A preocupação de que investidores estejam negociando títulos soberanos sem ter em conta o capital natural está a moldar cada vez mais as regulamentações, entre sinais de que as perdas no mundo real representam uma ameaça cada vez maior para as sociedades em todo o mundo.

Segundo o Barclays, esses custos já começaram a se concretizar. E podem incluir desde depreciação do capital fixo de empresas e a incapacidade de recuperar ativos como reservas de petróleo até calote de dívida.

PUBLICIDADE

Os emissores também enfrentam perturbações nas cadeias de produção e de valor, bem como preços voláteis das matérias-primas, o que pode prejudicar as exportações e arrastar para baixo bancos, investidores e seguradoras expostos a tais riscos, escreveram os analistas do Barclays.

E alertaram que a chegada de regulamentações sobre biodiversidade abriu a porta para litígios, colocando os malfeitores em riscos jurídicos cada vez maiores.

É neste momento que a autoridade europeia de valores mobiliários (ESMA, na sigla em inglês) emite um aviso de que não vai tolerar alegações enganosas sobre biodiversidade por parte de fundos de investimento.

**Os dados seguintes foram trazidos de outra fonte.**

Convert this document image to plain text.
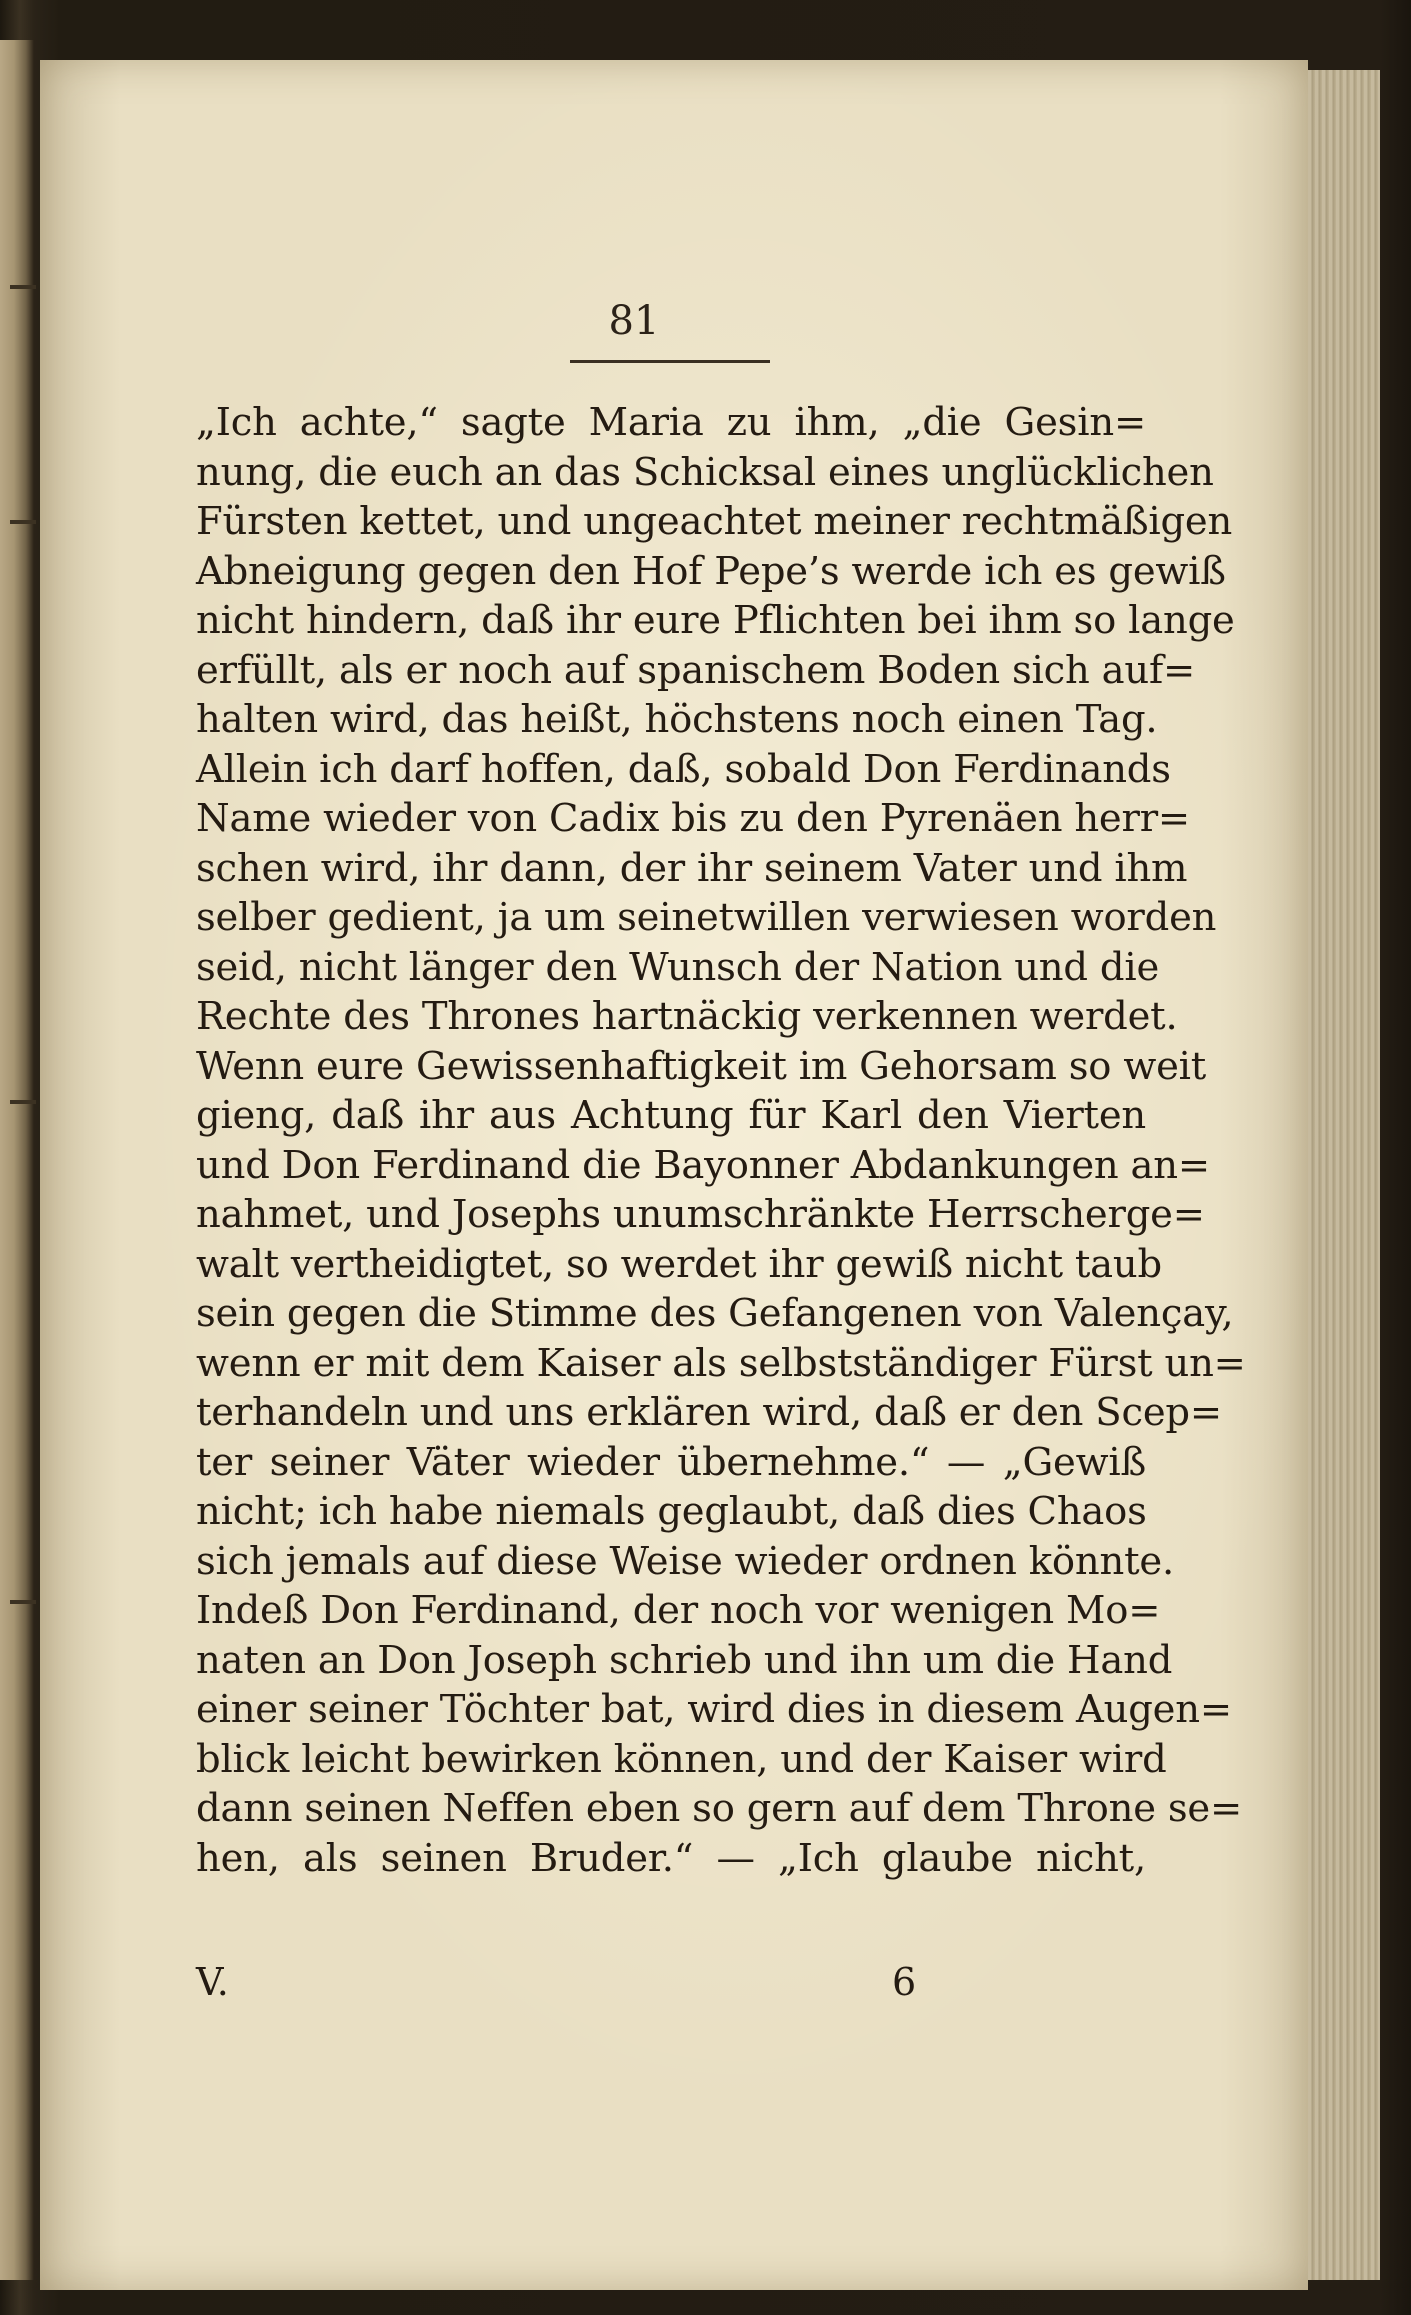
81
„Ich achte,“ sagte Maria zu ihm, „die Gesin=
nung, die euch an das Schicksal eines unglücklichen
Fürsten kettet, und ungeachtet meiner rechtmäßigen
Abneigung gegen den Hof Pepe’s werde ich es gewiß
nicht hindern, daß ihr eure Pflichten bei ihm so lange
erfüllt, als er noch auf spanischem Boden sich auf=
halten wird, das heißt, höchstens noch einen Tag.
Allein ich darf hoffen, daß, sobald Don Ferdinands
Name wieder von Cadix bis zu den Pyrenäen herr=
schen wird, ihr dann, der ihr seinem Vater und ihm
selber gedient, ja um seinetwillen verwiesen worden
seid, nicht länger den Wunsch der Nation und die
Rechte des Thrones hartnäckig verkennen werdet.
Wenn eure Gewissenhaftigkeit im Gehorsam so weit
gieng, daß ihr aus Achtung für Karl den Vierten
und Don Ferdinand die Bayonner Abdankungen an=
nahmet, und Josephs unumschränkte Herrscherge=
walt vertheidigtet, so werdet ihr gewiß nicht taub
sein gegen die Stimme des Gefangenen von Valençay,
wenn er mit dem Kaiser als selbstständiger Fürst un=
terhandeln und uns erklären wird, daß er den Scep=
ter seiner Väter wieder übernehme.“ — „Gewiß
nicht; ich habe niemals geglaubt, daß dies Chaos
sich jemals auf diese Weise wieder ordnen könnte.
Indeß Don Ferdinand, der noch vor wenigen Mo=
naten an Don Joseph schrieb und ihn um die Hand
einer seiner Töchter bat, wird dies in diesem Augen=
blick leicht bewirken können, und der Kaiser wird
dann seinen Neffen eben so gern auf dem Throne se=
hen, als seinen Bruder.“ — „Ich glaube nicht,
V.	6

“O crescente escrutínio público e a crescente compreensão dos riscos para a biodiversidade aumentam as expectativas de que os produtos financeiros relacionados com a biodiversidade aumentem rapidamente em número e tamanho nos próximos anos”, afirmou a Barclays. Isso justifica “maiores níveis de monitoramento do mercado”.

Mais de metade do Produto Interno Bruto global depende da natureza, escreveram O’Neal e a sua equipe. “Reverter a perda de biodiversidade é imperativo para limitar os riscos físicos e evitar repercussões graves para a economia”, afirmaram.

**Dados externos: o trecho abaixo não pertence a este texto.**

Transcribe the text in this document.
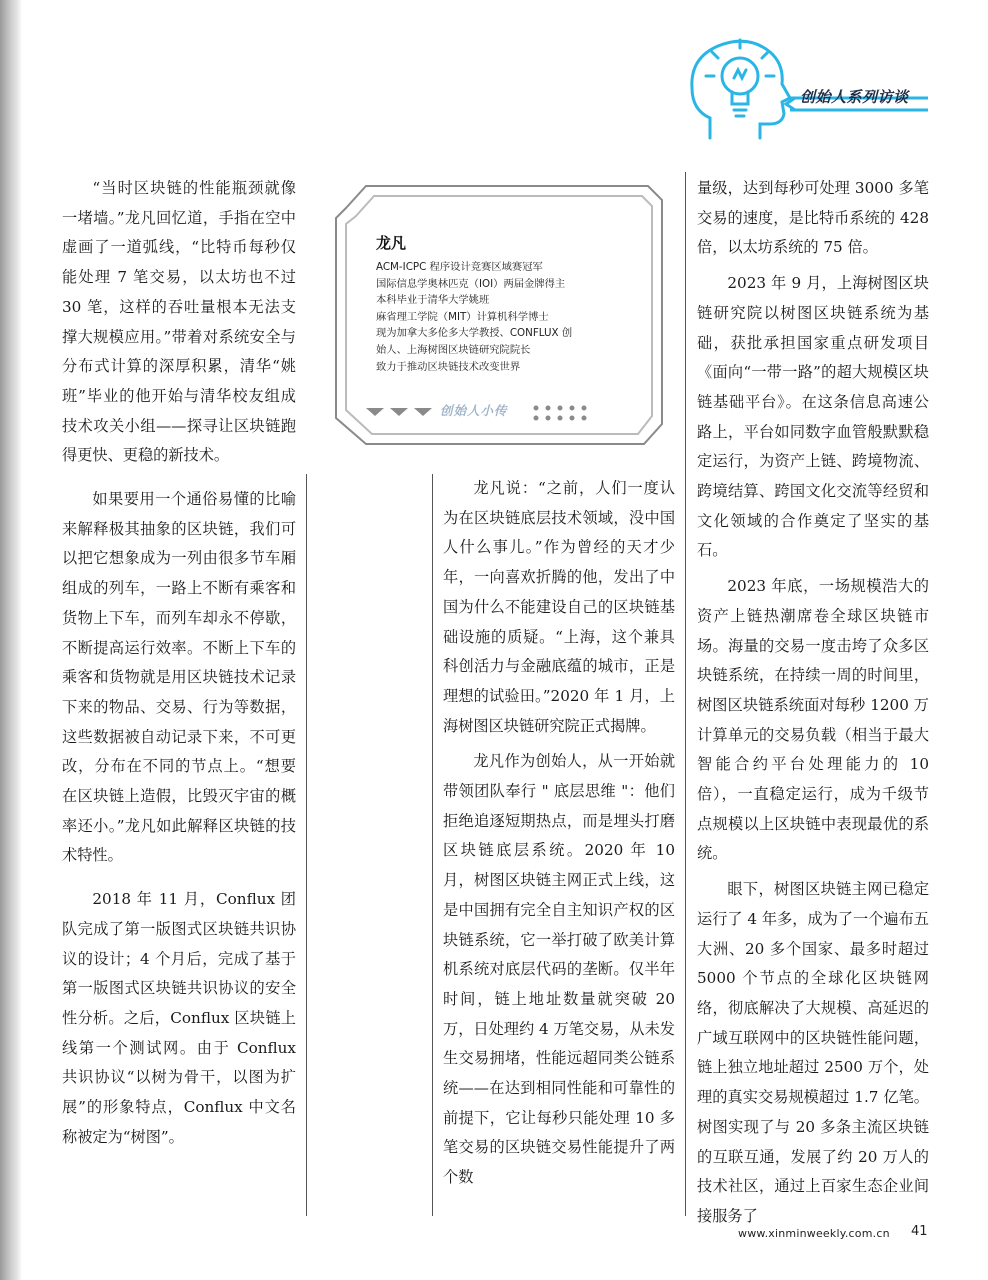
创始人系列访谈

“当时区块链的性能瓶颈就像一堵墙。”龙凡回忆道，手指在空中虚画了一道弧线，“比特币每秒仅能处理 7 笔交易，以太坊也不过 30 笔，这样的吞吐量根本无法支撑大规模应用。”带着对系统安全与分布式计算的深厚积累，清华“姚班”毕业的他开始与清华校友组成技术攻关小组——探寻让区块链跑得更快、更稳的新技术。

如果要用一个通俗易懂的比喻来解释极其抽象的区块链，我们可以把它想象成为一列由很多节车厢组成的列车，一路上不断有乘客和货物上下车，而列车却永不停歇，不断提高运行效率。不断上下车的乘客和货物就是用区块链技术记录下来的物品、交易、行为等数据，这些数据被自动记录下来，不可更改，分布在不同的节点上。“想要在区块链上造假，比毁灭宇宙的概率还小。”龙凡如此解释区块链的技术特性。

2018 年 11 月，Conflux 团队完成了第一版图式区块链共识协议的设计；4 个月后，完成了基于第一版图式区块链共识协议的安全性分析。之后，Conflux 区块链上线第一个测试网。由于 Conflux 共识协议“以树为骨干，以图为扩展”的形象特点，Conflux 中文名称被定为“树图”。

龙凡
ACM-ICPC 程序设计竞赛区域赛冠军
国际信息学奥林匹克（IOI）两届金牌得主
本科毕业于清华大学姚班
麻省理工学院（MIT）计算机科学博士
现为加拿大多伦多大学教授、CONFLUX 创
始人、上海树图区块链研究院院长
致力于推动区块链技术改变世界
创始人小传

龙凡说：“之前，人们一度认为在区块链底层技术领域，没中国人什么事儿。”作为曾经的天才少年，一向喜欢折腾的他，发出了中国为什么不能建设自己的区块链基础设施的质疑。“上海，这个兼具科创活力与金融底蕴的城市，正是理想的试验田。”2020 年 1 月，上海树图区块链研究院正式揭牌。

龙凡作为创始人，从一开始就带领团队奉行 " 底层思维 "：他们拒绝追逐短期热点，而是埋头打磨区块链底层系统。2020 年 10 月，树图区块链主网正式上线，这是中国拥有完全自主知识产权的区块链系统，它一举打破了欧美计算机系统对底层代码的垄断。仅半年时间，链上地址数量就突破 20 万，日处理约 4 万笔交易，从未发生交易拥堵，性能远超同类公链系统——在达到相同性能和可靠性的前提下，它让每秒只能处理 10 多笔交易的区块链交易性能提升了两个数

量级，达到每秒可处理 3000 多笔交易的速度，是比特币系统的 428 倍，以太坊系统的 75 倍。

2023 年 9 月，上海树图区块链研究院以树图区块链系统为基础，获批承担国家重点研发项目《面向“一带一路”的超大规模区块链基础平台》。在这条信息高速公路上，平台如同数字血管般默默稳定运行，为资产上链、跨境物流、跨境结算、跨国文化交流等经贸和文化领域的合作奠定了坚实的基石。

2023 年底，一场规模浩大的资产上链热潮席卷全球区块链市场。海量的交易一度击垮了众多区块链系统，在持续一周的时间里，树图区块链系统面对每秒 1200 万计算单元的交易负载（相当于最大智能合约平台处理能力的 10 倍），一直稳定运行，成为千级节点规模以上区块链中表现最优的系统。

眼下，树图区块链主网已稳定运行了 4 年多，成为了一个遍布五大洲、20 多个国家、最多时超过 5000 个节点的全球化区块链网络，彻底解决了大规模、高延迟的广域互联网中的区块链性能问题，链上独立地址超过 2500 万个，处理的真实交易规模超过 1.7 亿笔。树图实现了与 20 多条主流区块链的互联互通，发展了约 20 万人的技术社区，通过上百家生态企业间接服务了

www.xinminweekly.com.cn 41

O Barclays estima que, até 2030, será necessário quase US$ 1 bilhão em investimentos anuais para proteger a biodiversidade, em comparação com os cerca de US$ 160 milhões gastos atualmente.

Ao mesmo tempo, cerca de US$ 725 milhões são gastos naquilo que o Barclays identifica como “subsídios prejudiciais” que prejudicam a biodiversidade.

PUBLICIDADE

A maioria dos mercados de obrigações soberanas que enfrentam um impacto financeiro relacionado com a biodiversidade são classificados como junk, muitos deles particularmente expostos por meio dos mercados de exportação, de acordo com a análise do Barclays.

Avaliação de crédito

Existem preocupações de que as agências de classificação de risco não estejam a fazer o suficiente para refletir esses riscos. A inclusão de pontuações ESG nas notas de crédito revela-se particularmente sensível, dado o potencial de influenciar os juros de um emissor. Até mesmo decidir como medir e refletir tais riscos está se revelando algo controverso.

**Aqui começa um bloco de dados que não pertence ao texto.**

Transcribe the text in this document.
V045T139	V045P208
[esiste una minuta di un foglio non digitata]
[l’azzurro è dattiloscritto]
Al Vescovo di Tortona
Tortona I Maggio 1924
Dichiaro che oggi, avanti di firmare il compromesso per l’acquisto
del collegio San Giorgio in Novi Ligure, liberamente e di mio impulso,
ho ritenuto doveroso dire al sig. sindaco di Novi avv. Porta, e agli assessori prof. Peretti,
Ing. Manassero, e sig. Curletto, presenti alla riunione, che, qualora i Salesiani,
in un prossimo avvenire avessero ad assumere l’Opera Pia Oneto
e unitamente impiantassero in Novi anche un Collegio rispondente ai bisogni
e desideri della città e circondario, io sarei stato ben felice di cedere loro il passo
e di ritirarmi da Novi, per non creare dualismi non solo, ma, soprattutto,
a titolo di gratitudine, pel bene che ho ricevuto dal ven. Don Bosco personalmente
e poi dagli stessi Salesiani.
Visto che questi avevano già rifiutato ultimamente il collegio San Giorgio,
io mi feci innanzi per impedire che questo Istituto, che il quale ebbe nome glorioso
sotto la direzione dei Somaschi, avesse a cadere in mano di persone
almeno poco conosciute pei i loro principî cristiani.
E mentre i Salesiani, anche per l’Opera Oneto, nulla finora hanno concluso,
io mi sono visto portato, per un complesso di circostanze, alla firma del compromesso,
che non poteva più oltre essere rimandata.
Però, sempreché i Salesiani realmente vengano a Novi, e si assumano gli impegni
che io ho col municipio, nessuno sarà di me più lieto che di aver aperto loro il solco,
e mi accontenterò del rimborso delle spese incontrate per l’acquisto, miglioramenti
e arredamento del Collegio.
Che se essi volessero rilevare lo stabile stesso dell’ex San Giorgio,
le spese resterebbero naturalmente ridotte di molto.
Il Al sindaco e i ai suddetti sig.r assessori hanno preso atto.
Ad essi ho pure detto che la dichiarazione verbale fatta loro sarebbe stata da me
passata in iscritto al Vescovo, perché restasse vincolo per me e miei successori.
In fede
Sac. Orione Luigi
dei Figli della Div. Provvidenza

A S&P Global Ratings abandonou recentemente uma escala destinada a captar os riscos ambientais, sociais e de governança associados às notas de crédito, depois de os investidores a considerarem confusa. Enquanto isso, na Moody’s e na Fitch Ratings, essas escalas continuam sendo a norma.

Ao mesmo tempo, especialistas alertam que as agências podem não estar monitorando suficientemente os riscos ESG.

PUBLICIDADE

As alterações climáticas, por exemplo, “ainda não foram integradas na metodologia” atualmente utilizada pelas três principais agências de classificação, de acordo com Moritz Kraemer, que supervisionou as classificações da dívida soberana da S&P até 2018 e é agora o chefe de investigação do banco LBBW.

Organizações internacionais e gestoras de ativos, incluindo a Amundi, criaram uma base de dados disponível ao público sobre as ações climáticas dos emissores de títulos soberanos, que se encontra agora em uma fase de testes.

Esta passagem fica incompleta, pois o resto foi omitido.